Exacting Beauty, 2013
oil on canvas
140.0
x 210.0
cm
signed, dated and titled 'Susan Norrie/Exacting Beauty 2013' (on the reverse)
SOLD
Provenance
Private collection, Sydney
Around 2000, Norrie began to make images about human resilience, survival and hope. This was her response to the episodes of environmental and humanitarian catastrophe that she saw re-shaping the delicate ecosystems around us. These concerns took her to Tokyo in 2002 to document the cherry blossom season, which sprung earlier than usual that year. The imagery she sourced in Tokyo provided inspiration for this series of Cherry Blossom paintings, begun in 2011.
The series is influenced by Marcel Duchamp and Andy Warhol and the many hats these artists wore. Particularly important to the series is Duchamp’s term ‘cinematic blossoming’ which describes the unfolding of different optical illusions at once; the fusing of multiple 2D images to expand what we see, from the plane of a single image into deep space, like petals from the centre of a bud, or like a video camera allowing an image to evolve in a static shot; and, Warhol’s concept of ‘rupture’ – essentially a cultural hernia where mass produced images spill into the visual fabric of the world and vice versa.

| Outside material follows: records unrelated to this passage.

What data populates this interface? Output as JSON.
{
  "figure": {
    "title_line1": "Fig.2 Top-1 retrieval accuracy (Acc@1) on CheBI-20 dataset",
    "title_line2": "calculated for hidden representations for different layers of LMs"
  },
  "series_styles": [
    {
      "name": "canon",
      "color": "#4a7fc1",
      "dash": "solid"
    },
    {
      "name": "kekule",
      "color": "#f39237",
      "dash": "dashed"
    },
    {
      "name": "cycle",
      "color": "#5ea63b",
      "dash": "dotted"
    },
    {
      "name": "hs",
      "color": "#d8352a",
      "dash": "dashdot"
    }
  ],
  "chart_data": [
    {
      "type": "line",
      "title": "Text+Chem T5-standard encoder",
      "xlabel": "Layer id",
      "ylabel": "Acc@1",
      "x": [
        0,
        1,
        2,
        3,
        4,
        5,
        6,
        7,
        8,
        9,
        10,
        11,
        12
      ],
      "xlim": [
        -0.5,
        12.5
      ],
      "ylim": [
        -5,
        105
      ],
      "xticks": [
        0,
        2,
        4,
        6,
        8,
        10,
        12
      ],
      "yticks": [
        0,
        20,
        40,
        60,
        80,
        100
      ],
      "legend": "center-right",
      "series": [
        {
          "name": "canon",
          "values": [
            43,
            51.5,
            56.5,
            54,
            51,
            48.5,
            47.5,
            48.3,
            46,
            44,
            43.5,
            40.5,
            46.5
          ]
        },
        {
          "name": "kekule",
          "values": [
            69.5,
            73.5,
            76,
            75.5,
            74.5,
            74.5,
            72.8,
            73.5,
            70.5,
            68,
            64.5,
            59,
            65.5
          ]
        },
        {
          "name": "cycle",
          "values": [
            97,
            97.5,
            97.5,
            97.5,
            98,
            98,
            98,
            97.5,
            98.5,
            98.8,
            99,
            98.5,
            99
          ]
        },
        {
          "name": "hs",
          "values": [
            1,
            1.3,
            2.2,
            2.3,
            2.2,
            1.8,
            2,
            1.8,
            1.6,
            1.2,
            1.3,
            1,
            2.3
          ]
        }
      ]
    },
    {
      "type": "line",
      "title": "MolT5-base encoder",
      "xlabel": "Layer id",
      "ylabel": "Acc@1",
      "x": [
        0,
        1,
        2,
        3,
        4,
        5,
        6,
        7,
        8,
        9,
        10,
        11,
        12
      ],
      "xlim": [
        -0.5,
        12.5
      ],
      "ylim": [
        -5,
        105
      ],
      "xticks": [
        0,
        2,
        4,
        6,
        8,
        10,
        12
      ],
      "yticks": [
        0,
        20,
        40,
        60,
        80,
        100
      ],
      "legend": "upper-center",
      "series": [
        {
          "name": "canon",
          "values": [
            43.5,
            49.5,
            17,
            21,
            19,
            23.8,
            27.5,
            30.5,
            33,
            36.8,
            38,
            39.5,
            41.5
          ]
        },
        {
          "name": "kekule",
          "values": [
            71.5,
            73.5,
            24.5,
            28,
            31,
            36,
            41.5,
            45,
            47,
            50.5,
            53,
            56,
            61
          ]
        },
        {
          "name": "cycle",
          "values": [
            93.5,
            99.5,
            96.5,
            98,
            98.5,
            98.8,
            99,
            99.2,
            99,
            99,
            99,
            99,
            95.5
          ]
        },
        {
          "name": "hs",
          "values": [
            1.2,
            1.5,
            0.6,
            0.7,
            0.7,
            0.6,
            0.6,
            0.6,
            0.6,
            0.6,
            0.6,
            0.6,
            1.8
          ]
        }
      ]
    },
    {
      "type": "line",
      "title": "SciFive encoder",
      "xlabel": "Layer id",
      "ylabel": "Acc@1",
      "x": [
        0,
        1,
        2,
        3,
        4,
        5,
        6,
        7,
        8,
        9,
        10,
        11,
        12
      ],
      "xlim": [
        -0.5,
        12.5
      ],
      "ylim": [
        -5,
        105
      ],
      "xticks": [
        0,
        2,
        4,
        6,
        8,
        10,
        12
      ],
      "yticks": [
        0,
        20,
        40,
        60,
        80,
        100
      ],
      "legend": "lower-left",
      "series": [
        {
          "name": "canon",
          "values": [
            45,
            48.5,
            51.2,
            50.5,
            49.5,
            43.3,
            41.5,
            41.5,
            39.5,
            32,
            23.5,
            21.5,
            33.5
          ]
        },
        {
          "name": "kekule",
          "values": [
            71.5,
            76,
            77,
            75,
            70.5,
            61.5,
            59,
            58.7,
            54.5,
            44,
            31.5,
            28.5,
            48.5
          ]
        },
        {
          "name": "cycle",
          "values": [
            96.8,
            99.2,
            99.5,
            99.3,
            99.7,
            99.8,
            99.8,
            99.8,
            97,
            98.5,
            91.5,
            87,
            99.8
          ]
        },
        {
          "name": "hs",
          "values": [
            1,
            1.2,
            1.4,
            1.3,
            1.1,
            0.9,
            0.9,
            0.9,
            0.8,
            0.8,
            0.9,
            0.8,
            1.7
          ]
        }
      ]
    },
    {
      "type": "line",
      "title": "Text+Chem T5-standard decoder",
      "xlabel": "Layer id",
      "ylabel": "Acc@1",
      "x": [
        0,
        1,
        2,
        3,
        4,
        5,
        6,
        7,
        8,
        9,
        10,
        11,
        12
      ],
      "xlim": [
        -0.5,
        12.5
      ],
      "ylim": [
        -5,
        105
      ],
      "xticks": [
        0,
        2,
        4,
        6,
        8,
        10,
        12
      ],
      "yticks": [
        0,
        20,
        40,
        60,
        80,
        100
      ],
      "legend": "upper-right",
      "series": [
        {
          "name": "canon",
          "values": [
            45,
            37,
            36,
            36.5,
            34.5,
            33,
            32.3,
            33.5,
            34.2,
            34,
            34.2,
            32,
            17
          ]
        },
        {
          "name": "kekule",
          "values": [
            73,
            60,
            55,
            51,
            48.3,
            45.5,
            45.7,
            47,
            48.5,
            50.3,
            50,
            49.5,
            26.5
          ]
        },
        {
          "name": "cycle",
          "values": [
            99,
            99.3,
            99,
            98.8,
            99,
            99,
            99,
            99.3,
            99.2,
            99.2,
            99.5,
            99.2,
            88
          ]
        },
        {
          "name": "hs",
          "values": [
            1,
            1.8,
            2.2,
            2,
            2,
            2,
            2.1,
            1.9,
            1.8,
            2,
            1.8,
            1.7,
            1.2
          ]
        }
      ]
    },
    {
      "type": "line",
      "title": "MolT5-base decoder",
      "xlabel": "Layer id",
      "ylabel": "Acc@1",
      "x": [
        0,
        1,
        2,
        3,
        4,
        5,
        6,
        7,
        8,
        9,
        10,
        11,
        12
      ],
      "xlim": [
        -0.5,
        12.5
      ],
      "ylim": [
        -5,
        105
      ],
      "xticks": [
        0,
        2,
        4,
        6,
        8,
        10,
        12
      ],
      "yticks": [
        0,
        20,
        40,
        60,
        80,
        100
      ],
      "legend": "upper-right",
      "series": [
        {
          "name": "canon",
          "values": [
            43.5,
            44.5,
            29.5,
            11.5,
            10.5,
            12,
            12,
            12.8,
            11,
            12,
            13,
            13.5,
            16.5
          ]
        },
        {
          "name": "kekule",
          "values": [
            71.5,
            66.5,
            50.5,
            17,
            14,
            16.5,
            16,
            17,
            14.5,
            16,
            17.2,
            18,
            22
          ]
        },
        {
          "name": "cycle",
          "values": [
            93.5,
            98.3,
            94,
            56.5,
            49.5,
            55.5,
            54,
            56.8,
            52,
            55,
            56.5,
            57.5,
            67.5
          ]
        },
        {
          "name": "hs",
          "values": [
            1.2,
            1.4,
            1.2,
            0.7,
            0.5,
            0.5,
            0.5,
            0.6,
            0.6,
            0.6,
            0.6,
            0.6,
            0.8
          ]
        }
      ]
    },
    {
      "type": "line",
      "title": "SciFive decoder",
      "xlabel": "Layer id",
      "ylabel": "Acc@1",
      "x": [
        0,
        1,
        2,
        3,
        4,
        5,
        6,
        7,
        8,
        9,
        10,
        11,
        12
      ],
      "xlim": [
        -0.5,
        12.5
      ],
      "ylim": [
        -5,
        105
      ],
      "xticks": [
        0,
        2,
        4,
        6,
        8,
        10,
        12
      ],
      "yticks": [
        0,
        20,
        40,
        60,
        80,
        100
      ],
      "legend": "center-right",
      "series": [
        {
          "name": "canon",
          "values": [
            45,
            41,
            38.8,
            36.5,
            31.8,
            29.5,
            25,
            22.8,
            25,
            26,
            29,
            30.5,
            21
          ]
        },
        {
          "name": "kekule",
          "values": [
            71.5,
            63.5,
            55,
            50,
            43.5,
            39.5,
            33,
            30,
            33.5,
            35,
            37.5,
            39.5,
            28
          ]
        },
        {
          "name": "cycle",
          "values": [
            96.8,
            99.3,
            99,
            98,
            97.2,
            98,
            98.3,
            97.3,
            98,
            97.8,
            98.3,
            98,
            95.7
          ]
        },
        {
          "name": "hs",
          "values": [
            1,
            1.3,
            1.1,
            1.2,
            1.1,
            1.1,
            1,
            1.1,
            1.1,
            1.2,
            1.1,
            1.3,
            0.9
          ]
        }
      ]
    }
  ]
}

This work combines photographic silkscreen painting, embodying repeated gesture and factory-like labour, and meticulous hand painting. Norrie sees multiple images, fast shutter speeds and ‘many frames per second’ as the basis of image making in our times: a direct reflection of how we absorb the world.
Though she was working towards the power of the full series when installed in sequence, her images aren’t multiples. Each is unique and has been scrupulously made. The impossibly thick black stencil has been applied countless times and the hand painting is carefully nuanced. Norrie’s image belongs to the quick currency of the digital world, yet her meditation on how it is translated back to us, marries the fast and the slow: the quickness of media saturation and the stillness of artistic contemplation.